Slashdot, one of my few ‘must scan three times a day’ sites, has notoriously poorly coordinated and unskeptical editors. As a result, they often run stories that are different from ads only in that. doesn’t charge for the service.

Yesterday, though, I saw a new wrinkle: a post sent in by an esavard, using the already pointless sound and fury around the Apple/Intel matchup, to flog a new! improved! YALD (Yet Another Linux for the Desktop) with the goals — who could imagine such audacious goals! — of making Linux easier to use, making applications simpler to create, and just generally making sure everyone has a pony.

So, to add a little foam to what was pretty small beer, esavard pointed to the Wikipedia entry about their YALD, saying “If you want to know more about Symphony OS, a good starting point is a Wikipedia article describing the innovations proposed by this new desktop OS.

Now at that point the Wikipedia entry was around three weeks old, had been edited 29 times, and 20 of those edits were by the same user, EliasAlucard. The first edit to that page after being picked up by slashdot (from an IP address with no associated username and with no other history of edits) added a note under the header Trivia: “On 8 June 2005, the Symphony OS website was a victim of the Slashdot effect.” (I deleted this bit of self-aggrandizement just now, though we’ll see how long Elias lets it go.)

Then, today, when someone pointed out on the related Talk page that our pal EliasAlucard had created a Wikipedia advertisement, he replied “Guess what? No one cares about your opinion of what it looks like. Give it a rest already.”

This is an interesting kind of spam, or maybe we could call it a reputation hack. I have no way of knowing who esavard is in relation to EliasAlucard, but I am betting they are pretty closely related. They create a Wikipedia page, point to it as if to demonstrate independent interest for the project in their potential slashdot post, then point to the slashdot effect on the Wikipedia page as proof of said independent interest. Voila, an instant trend.

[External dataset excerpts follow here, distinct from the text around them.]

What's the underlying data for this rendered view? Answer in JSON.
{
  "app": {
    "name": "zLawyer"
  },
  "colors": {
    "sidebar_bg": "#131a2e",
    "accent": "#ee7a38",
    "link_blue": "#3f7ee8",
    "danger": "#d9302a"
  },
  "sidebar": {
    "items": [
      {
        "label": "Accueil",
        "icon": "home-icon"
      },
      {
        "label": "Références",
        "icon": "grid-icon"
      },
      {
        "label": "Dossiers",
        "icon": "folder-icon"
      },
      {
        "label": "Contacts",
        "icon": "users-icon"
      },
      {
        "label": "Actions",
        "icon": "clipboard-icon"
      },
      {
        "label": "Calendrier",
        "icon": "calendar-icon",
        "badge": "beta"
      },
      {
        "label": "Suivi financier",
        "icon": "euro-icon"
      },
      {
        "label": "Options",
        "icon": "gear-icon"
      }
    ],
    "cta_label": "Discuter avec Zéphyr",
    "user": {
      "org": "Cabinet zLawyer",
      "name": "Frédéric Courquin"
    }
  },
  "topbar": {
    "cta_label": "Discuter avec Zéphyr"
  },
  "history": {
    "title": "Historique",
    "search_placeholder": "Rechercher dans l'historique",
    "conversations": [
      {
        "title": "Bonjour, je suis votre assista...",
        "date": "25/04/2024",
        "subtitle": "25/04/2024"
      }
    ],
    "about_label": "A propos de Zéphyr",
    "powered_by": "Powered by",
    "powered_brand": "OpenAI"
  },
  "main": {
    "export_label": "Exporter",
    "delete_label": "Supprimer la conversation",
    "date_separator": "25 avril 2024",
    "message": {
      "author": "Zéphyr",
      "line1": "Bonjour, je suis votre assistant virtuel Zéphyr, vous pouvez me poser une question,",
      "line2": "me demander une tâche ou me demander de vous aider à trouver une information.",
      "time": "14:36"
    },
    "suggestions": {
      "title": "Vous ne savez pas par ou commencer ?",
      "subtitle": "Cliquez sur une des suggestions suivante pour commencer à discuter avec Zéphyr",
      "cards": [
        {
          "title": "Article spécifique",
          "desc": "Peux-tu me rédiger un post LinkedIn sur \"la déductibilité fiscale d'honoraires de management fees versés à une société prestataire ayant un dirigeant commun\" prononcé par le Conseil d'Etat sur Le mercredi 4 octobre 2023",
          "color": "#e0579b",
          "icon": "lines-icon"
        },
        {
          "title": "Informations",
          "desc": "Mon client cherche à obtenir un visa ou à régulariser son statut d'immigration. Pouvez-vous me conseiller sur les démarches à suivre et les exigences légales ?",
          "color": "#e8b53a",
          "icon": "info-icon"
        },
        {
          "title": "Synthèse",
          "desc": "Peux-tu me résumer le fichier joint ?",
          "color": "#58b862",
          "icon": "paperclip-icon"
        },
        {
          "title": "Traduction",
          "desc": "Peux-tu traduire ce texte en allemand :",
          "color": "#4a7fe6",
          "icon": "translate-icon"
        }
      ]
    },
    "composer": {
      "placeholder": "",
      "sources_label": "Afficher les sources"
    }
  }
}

This is the downside of the mass amateurization of publishing. Since the threshold for exclusion from the Wikipedia is so low, there is almost no value in thinking “Hey, it’s got a Wikipedia article — must be serious.” We have the sense-memory of that way of thinking from the days where it cost money to publish something, and this class of reputation hack relies on that memory to seed the network with highly targeted ads.

And it’s a hard hack to stop, since it isn’t exactly vandalism. Most articles have only a few editors in the early days, so it’s an attack that doesn’t have an obvious signature either. It’s relatively to see how to defend against vandalism of high-stakes pages, but it’s hard to see how to defend against the creation of pages where so little is at stake for anyone but the advertiser.